New AI Steering Method Exposes Flaws and Potential Improvements

Researchers find a way to manipulate specific concepts in large language models, leading to more reliable and efficient training but also uncovering vulnerabilities.

Published on Feb. 27, 2026

A team of researchers has developed a new method to steer the output of large language models (LLMs) by manipulating specific concepts within these models. The approach could lead to more reliable, efficient, and less computationally expensive training of LLMs, but it also exposes potential vulnerabilities, such as the ability to jailbreak an LLM or boost political bias and conspiracy theories.

Why it matters

This research is important because it provides a way to open up the black box of LLMs, allowing researchers to better understand how these models arrive at their outputs and identify potential issues. The ability to steer LLMs could lead to significant improvements in performance and safety, but the same technique could also be used maliciously to bypass an LLM's safeguards or spread misinformation.

The details

The researchers, led by Mikhail Belkin at the University of California San Diego and Adit Radhakrishnan at the Massachusetts Institute of Technology, were able to locate specific concepts within LLMs and mathematically increase or decrease their importance in the model's output.

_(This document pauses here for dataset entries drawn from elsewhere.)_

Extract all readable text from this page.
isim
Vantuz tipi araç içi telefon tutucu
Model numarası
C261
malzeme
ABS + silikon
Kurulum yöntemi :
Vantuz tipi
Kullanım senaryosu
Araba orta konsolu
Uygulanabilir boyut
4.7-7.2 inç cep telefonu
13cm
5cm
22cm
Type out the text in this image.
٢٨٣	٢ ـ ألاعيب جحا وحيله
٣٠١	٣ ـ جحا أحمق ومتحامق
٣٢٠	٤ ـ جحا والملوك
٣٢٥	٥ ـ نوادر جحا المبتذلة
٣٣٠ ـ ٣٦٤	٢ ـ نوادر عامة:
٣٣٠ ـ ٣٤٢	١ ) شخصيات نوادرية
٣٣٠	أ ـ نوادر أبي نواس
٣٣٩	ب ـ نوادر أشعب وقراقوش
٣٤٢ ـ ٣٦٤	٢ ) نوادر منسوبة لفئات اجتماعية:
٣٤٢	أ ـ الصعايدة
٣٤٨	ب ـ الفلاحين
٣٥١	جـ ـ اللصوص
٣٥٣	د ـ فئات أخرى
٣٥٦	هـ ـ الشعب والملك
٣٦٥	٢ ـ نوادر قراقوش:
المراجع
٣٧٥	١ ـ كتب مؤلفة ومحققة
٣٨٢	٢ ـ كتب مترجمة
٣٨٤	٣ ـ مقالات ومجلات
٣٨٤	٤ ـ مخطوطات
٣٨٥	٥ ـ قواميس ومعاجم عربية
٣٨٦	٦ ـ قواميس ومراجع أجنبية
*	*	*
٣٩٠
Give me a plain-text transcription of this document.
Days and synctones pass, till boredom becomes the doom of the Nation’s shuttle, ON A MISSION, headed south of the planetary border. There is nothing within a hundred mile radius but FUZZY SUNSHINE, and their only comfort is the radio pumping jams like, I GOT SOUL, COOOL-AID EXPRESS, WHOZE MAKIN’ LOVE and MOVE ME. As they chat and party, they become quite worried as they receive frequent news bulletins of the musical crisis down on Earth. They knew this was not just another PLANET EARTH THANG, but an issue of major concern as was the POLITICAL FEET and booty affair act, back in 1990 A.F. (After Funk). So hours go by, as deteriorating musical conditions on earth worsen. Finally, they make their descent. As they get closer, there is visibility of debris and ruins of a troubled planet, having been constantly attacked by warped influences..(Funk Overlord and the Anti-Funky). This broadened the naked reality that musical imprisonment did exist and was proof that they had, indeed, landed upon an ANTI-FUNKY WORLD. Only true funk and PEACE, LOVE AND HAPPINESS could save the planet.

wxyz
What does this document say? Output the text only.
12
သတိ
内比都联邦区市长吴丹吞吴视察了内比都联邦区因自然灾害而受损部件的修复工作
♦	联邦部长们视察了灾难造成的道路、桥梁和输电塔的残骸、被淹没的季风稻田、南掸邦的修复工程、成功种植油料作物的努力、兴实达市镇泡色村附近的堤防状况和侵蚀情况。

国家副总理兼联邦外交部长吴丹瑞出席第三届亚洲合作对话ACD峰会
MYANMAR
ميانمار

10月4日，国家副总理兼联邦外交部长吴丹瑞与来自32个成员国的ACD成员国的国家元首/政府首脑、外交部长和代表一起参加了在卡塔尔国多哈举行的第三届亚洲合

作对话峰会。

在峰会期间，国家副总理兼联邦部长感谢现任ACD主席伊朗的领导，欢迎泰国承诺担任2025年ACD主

This builds on their previous work on Recursive Feature Machines, which identified patterns in the mathematical operations inside LLMs that encode specific concepts. The researchers tested their steering approach on large open-source LLMs like Llama and Deepseek, identifying and influencing 512 concepts across five classes, including fears, moods, and locations. They found that steering could improve performance on narrow tasks, but it could also be used to jailbreak an LLM or boost political bias and conspiracy theories.

  • The research findings were published in the Feb. 19, 2026 issue of the journal Science.
  • The work builds on a 2024 Science paper led by Belkin and Radhakrishnan, in which they described predictive algorithms known as Recursive Feature Machines.

The players

Mikhail Belkin

A professor in the Halıcıoğlu Data Science Institute, which is part of the School of Computing, Information and Data Sciences at the University of California San Diego.

Adit Radhakrishnan

A researcher at the Massachusetts Institute of Technology and the Broad Institute.

Llama

One of the largest open-source large language models used in the experiments.

Deepseek

Another large open-source large language model used in the experiments.

Got photos? Submit your photos here. ›

What they’re saying

“We found that we could mathematically modify these patterns with math that is surprisingly simple.”

— Mikhail Belkin, Professor

What’s next

Researchers plan to continue improving the steering method to adapt to specific inputs and applications, as well as explore the technique's potential to lead to fundamental performance and safety improvements in large language models.

The takeaway

This research highlights both the potential benefits and risks of being able to steer the output of large language models. While the technique could lead to more reliable and efficient training, it also exposes vulnerabilities that could be exploited to bypass an LLM's safeguards or spread misinformation. Continued research and development in this area will be crucial to ensuring the safe and responsible use of these powerful AI systems.